User profiles (secondary profiles, private space) don't enhance this sandboxing. The apps already were sandboxed. What they do, though, is aid in isolation in a number of ways. The allow the use of a seperate VPN slot which can help split up identities, they restrict the IPC to communication with apps within that profile (not other profiles), they have separate clipboard, user data and non-global settings, they have distinct encryption keys and can be put at rest on demand without rebooting the phone (not possible for Owner profile).
I understand that you have a concern, but may I ask what you mena specifically by "trust", and how would profiles help? Is it about accessing phone data or something else? As far as fingerprinting goes, I don't think profiles matter -- they already know who you are and can associate you with data from other sources.
You can share with file synchronisation apps like Syncthing/Ouisync [0], exploit a temporary weakness in the isolation model with Inter Profile Sharing [1], or simply copy the files over to an external storage device and transfer them that way.
I've successfully used Material Files [1] to set a nework shared folder (I think it was FTP) on one Android profile, and accessing it ("connecting" to it) from the other. So this might also work between GrapheneOS profiles.
You can use Seedvault to make and restore a backup. Set up a secondary user profile with settings only (no apps yet), make a backup and use that in future for initializing other profiles.
There are apps like Inter Profile sharing (appID: digital.ventral.ips).

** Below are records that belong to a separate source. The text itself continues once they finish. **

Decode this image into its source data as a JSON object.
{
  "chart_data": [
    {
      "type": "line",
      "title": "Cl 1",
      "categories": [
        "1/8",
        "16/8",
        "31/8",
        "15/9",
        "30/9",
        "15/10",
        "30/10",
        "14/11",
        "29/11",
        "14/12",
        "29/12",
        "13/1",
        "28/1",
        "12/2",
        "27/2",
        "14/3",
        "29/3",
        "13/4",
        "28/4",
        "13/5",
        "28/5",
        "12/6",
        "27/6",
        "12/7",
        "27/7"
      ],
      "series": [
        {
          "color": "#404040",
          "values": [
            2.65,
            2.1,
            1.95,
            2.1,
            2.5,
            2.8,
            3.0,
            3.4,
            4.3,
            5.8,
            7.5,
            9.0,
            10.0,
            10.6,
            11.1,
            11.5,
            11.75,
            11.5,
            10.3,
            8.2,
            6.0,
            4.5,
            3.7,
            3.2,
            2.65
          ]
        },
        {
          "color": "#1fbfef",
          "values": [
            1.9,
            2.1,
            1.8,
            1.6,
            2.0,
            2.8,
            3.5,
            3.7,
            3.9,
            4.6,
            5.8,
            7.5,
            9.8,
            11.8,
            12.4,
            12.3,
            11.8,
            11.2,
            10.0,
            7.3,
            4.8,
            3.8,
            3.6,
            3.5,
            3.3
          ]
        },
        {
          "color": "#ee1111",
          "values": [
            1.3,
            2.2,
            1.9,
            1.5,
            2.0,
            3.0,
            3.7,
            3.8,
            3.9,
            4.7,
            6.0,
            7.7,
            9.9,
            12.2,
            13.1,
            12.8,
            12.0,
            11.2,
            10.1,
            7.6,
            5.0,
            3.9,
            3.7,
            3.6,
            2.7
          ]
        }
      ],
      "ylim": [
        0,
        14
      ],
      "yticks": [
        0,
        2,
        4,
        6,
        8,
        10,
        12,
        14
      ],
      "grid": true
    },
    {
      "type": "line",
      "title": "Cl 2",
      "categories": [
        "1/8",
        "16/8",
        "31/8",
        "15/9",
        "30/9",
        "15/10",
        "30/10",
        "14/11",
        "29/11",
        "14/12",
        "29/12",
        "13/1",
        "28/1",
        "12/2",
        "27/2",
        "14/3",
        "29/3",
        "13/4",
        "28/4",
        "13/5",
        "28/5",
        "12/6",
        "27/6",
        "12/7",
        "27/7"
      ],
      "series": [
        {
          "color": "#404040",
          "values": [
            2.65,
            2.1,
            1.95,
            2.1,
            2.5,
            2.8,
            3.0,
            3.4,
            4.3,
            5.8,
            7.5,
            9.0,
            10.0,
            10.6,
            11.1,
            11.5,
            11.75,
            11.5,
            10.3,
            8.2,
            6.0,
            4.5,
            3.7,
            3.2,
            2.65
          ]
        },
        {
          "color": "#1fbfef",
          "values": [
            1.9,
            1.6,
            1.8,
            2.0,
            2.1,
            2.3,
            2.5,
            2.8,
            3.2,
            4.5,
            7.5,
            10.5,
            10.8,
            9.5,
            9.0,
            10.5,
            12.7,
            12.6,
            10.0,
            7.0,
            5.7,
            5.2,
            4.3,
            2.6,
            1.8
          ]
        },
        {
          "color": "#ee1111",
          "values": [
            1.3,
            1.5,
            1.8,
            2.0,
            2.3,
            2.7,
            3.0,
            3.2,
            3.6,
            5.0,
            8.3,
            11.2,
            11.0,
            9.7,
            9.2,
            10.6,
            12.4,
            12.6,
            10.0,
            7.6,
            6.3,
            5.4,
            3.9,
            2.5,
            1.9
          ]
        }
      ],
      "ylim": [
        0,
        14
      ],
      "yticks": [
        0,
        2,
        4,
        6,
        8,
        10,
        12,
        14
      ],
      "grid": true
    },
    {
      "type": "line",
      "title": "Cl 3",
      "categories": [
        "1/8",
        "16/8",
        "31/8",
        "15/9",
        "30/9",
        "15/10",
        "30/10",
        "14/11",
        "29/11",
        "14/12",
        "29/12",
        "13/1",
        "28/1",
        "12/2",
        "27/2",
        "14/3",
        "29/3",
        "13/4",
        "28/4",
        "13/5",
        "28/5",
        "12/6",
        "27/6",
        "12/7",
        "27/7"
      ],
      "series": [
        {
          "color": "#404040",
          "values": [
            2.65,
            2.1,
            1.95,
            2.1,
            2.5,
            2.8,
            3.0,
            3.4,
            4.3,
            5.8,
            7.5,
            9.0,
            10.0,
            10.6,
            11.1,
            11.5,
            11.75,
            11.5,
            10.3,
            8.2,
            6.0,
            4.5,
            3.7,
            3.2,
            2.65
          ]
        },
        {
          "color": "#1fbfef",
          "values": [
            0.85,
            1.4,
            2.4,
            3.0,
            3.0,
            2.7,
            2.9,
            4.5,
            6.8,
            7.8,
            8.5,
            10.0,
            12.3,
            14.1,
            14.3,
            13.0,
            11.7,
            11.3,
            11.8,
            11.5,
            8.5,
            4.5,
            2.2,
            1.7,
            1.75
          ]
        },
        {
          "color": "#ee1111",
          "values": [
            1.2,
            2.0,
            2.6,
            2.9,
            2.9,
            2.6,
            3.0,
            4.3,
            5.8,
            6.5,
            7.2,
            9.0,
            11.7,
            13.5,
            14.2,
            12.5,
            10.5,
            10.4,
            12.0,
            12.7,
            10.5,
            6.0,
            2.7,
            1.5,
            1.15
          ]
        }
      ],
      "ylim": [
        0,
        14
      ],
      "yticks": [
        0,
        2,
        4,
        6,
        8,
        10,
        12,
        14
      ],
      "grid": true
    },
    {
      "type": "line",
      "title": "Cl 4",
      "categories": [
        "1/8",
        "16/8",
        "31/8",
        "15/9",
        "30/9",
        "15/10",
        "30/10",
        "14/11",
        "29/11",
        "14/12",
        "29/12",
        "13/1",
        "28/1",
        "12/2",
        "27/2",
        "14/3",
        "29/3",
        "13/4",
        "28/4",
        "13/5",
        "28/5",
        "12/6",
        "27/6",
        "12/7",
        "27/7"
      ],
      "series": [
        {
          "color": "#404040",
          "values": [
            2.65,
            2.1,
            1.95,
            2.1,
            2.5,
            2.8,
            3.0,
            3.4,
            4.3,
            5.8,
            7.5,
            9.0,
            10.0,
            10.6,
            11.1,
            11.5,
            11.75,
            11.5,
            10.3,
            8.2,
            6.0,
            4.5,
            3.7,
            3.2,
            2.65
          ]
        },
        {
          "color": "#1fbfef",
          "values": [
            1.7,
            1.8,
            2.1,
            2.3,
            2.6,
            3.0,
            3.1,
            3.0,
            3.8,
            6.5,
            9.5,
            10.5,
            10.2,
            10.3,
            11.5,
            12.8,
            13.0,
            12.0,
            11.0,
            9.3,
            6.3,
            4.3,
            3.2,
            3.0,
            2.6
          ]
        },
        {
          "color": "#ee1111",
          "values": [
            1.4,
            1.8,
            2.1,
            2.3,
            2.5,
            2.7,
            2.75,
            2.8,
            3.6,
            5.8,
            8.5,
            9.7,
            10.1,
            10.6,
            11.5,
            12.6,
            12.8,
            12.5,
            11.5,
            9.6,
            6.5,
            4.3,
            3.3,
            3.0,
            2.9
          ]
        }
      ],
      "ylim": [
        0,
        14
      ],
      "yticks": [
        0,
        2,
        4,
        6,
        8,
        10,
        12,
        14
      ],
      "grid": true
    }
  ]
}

Yes, but a small subset of the GrapheneOS features are enhancements to user profiles and Private Space. We enable more of the standard user profile functionality that's usually not available (such as ending secondary user sessions or toggling them running the background) and add extra features such as notification forwarding. For Private Space, we enable making them in secondary users instead of only Owner and provide control over clipboard sharing instead of it always being shared with the parent profile (the user it's nested in).
Our more prominent 2-factor fingerprint authentication feature is also relevant when switching between users a lot.
The only thing I don't like from private space is that all notifications from apps inside private space are hidden. Wish that was configurable. I use private space for containerization, not to hide things.
True, although on GrapheneOS, apps on different profiles can remain active when you switch and notifications can be sent to the primary profile if you choose.
Secure folder is an older approach to what Android provides via the standard Private Space feature since Android 15. Private Space and work profiles are based on the same infrastructure as secondary users including per-profile encryption keys, although typically work profile management apps don't take advantage of it.
last time I tried, my samsung phone couldn't use multiple profiles. it is a setting that has been disabled in oneUI since a few years. Don't ask me why.
You mean different user accounts? Those are available on stock Android, too.